Covid: oggi le vittime sono 522, il tasso risale al 10,5%, 15.774 nuovi casi

Sono 17.246 i tamponi positivi al coronavirus nelle ultime 24 ore in Italia, secondo i dati del ministero della Salute.Le vittime sono 522. Entrambi i dati sono in aumento rispetto a ieri, quando si erano registrate 507 vittime e 15.774 nuovi casi.

Sono 160.585 i tamponi per il coronavirus effettuati in Italia nelle ultime 24 ore, secondo i dati del ministero della Salute. Il dato è in calo rispetto a ieri, quando i test erano stati 175.429. Il tasso di positività è del 10,7%, in aumento rispetto al 9% di ieri.

Sono 2557 i pazienti ricoverati in terapia intensiva per Covid in Italia, 22 in meno di ieri nel saldo tra entrate e uscite.

 

La Lombardia ancora in testa

Torna ad essere la Lombardia la regione con il maggior incremento di casi Covid in Italia: 2.587 in 24 ore, seguita dal Veneto con 2.076. Sopra i mille casi ci sono altre cinque regioni: Sicilia (1.867), Lazio (1.816), Puglia (1.524), Emilia Romagna (1.515) e Campania (1.294)

 

I numeri del 13 gennaio

Con le 507 vittime delle ultime 24 ore l’Italia supera la soglia degli 80.000 morti per il Covid-19, secondo i dati del ministero della Salute.

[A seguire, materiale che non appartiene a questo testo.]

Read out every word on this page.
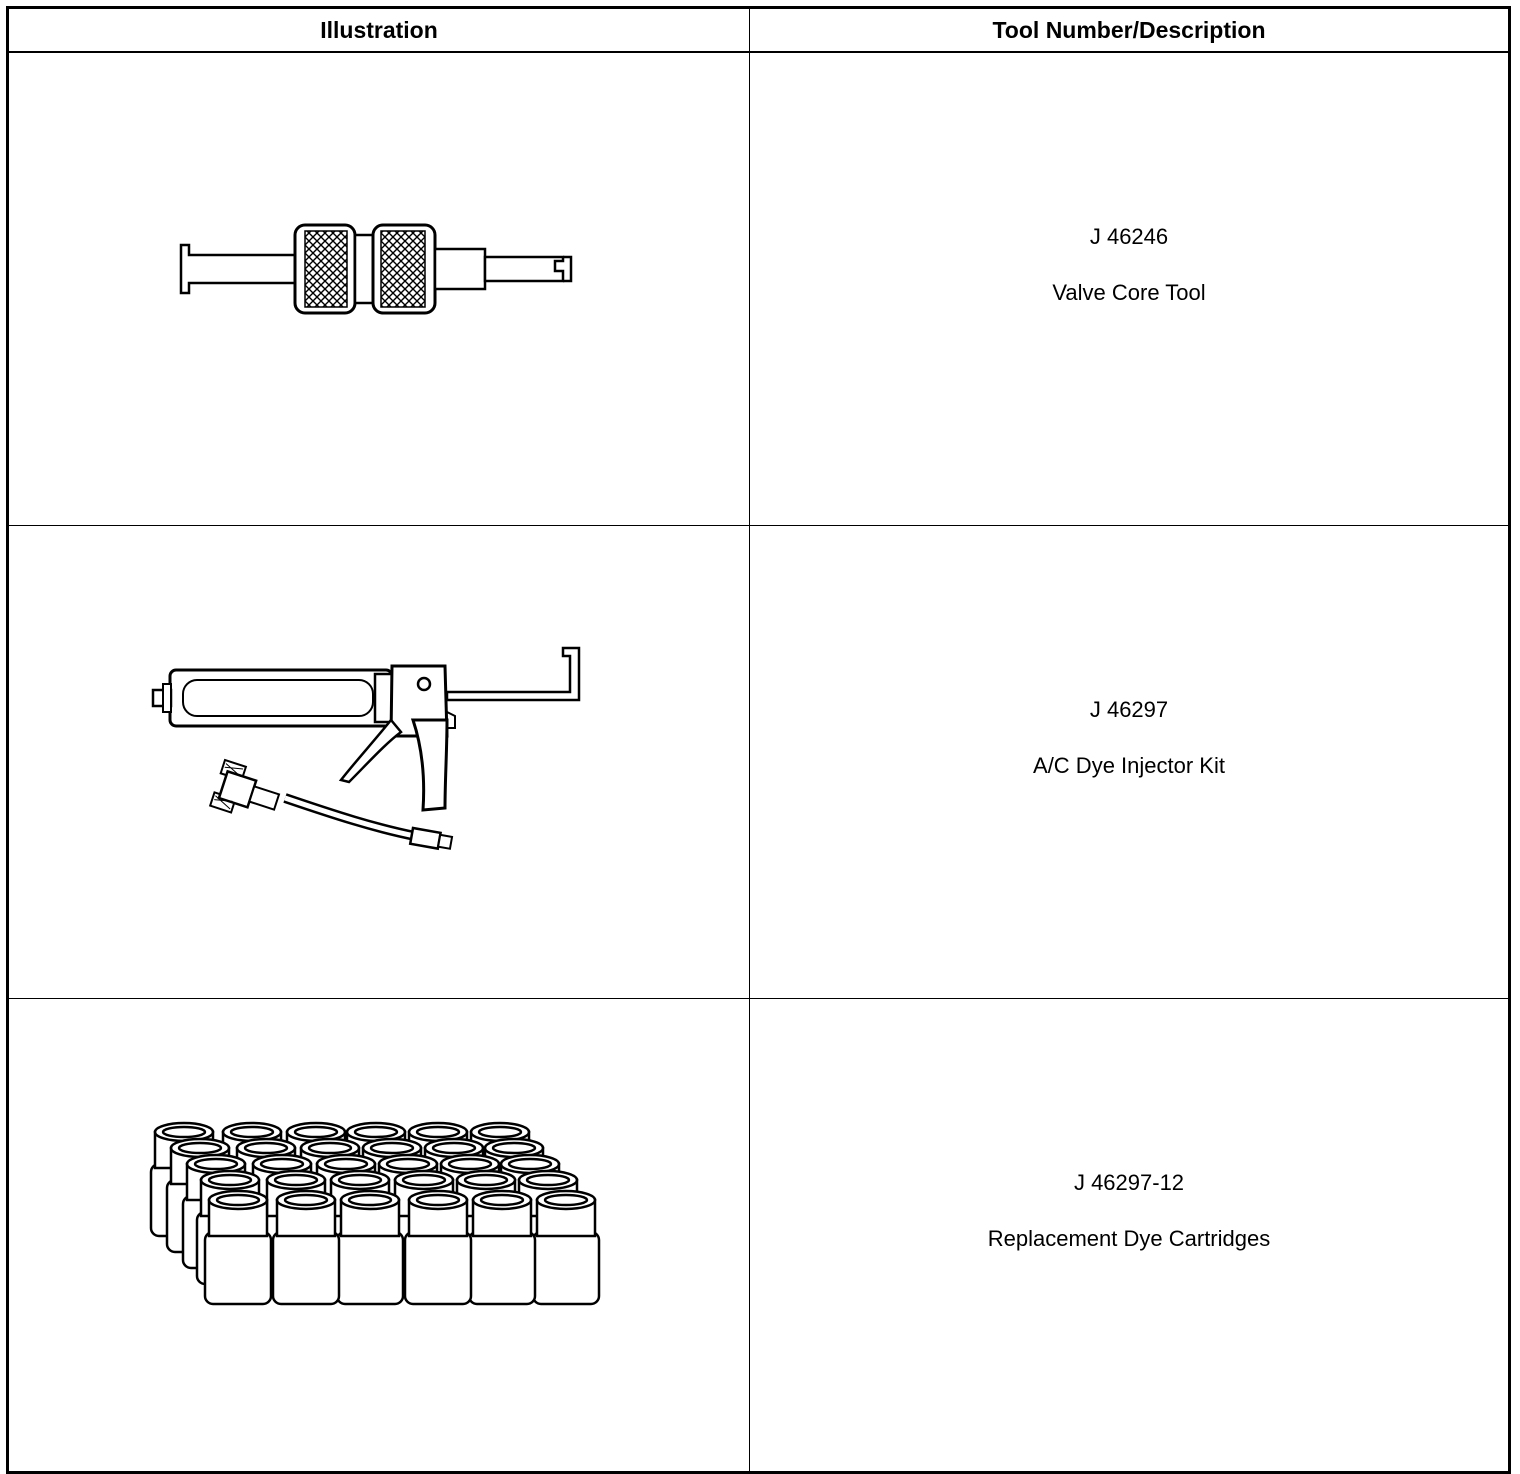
Illustration	Tool Number/Description

J 46246
Valve Core Tool

J 46297
A/C Dye Injector Kit

J 46297-12
Replacement Dye Cartridges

Sono esattamente 80.326. Sono 15.774 i tamponi positivi al coronavirus nelle ultime 24 ore in Italia. Le vittime sono 507. Martedì i positivi erano stati 14.242, i morti 616.

Sono 175.429 i tamponi per il coronavirus effettuati in Italia nelle ultime 24 ore. Martedì i test erano stati 141.641.

Il tasso di positività è del 9%, in calo rispetto al 10,05% di ieri.

Sono 57 in meno i pazienti in terapia intensiva per il Covid-19 in Italia, nel saldo giornaliero tra ingressi e uscite, sempre secondo i dati del ministero della Salute.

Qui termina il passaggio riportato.